Elliott’s 86 touches were the second-most in a three-game span in his career. He gained 531 total yards from scrimmage, the most in a three-game span in his career.
Cowboys coach Jason Garrett revealed last week Elliott has lost weight since the season started, helping the running back’s endurance.
“I just see the way he takes care of himself all week long and then it pays off on Sunday just the way he prepares, the way he takes care of his body,” quarterback Dak Prescott said. “As y’all have discussed, what he’s done with his weight and just being healthy. He’s making sure that he’s able to go take those 30 carries and be his best on all 30 carries and even when the ball’s not in his hands, what he provides for this offense is just a product of what he does all week long.”

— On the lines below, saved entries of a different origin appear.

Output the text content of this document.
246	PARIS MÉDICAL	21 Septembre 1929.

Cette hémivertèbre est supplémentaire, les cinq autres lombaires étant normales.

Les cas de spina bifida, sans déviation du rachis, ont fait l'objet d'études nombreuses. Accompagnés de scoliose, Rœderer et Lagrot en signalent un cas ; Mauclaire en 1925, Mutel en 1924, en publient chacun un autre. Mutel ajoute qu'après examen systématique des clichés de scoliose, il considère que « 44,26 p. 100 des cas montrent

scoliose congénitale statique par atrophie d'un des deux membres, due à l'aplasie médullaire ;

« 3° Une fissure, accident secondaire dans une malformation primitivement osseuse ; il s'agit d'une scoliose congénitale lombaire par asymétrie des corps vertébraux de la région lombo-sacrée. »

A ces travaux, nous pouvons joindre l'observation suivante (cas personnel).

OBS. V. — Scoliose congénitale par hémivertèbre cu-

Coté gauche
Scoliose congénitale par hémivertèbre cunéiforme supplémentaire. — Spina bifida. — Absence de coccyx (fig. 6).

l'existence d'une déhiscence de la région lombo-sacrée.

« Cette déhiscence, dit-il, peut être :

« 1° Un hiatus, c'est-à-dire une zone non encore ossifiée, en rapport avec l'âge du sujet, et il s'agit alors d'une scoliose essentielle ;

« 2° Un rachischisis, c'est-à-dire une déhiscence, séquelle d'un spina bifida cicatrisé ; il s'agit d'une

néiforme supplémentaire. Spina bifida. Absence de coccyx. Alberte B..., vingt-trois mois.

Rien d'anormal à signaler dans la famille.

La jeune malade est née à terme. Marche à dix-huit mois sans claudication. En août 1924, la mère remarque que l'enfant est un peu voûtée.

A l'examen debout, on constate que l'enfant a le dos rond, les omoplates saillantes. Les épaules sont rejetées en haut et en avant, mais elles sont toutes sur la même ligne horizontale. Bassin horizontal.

Elliott had 354 total touches as a rookie two years ago when he led the league in rushing with 1,631 yards on 322 carries, but the Cowboys are using him more in the passing game, increasing his touches.
It is not unusual for Linehan and the Cowboys, though. DeMarco Murray had 449 total touches, including 392 rushing attempts in 2014 when he led the league in rushing.
Elliott, like Murray, can handle it because he has prepared to handle it.
“He had a lot of snaps his rookie year and when he played last year,” Linehan said. “But now he’s producing in the passing game more so he’s amped up his contribution touches, and the guy is still his best when we get in that fourth quarter. So to be able to play that many snaps and handle the workload that we ask says a lot about his mental and physical conditioning.”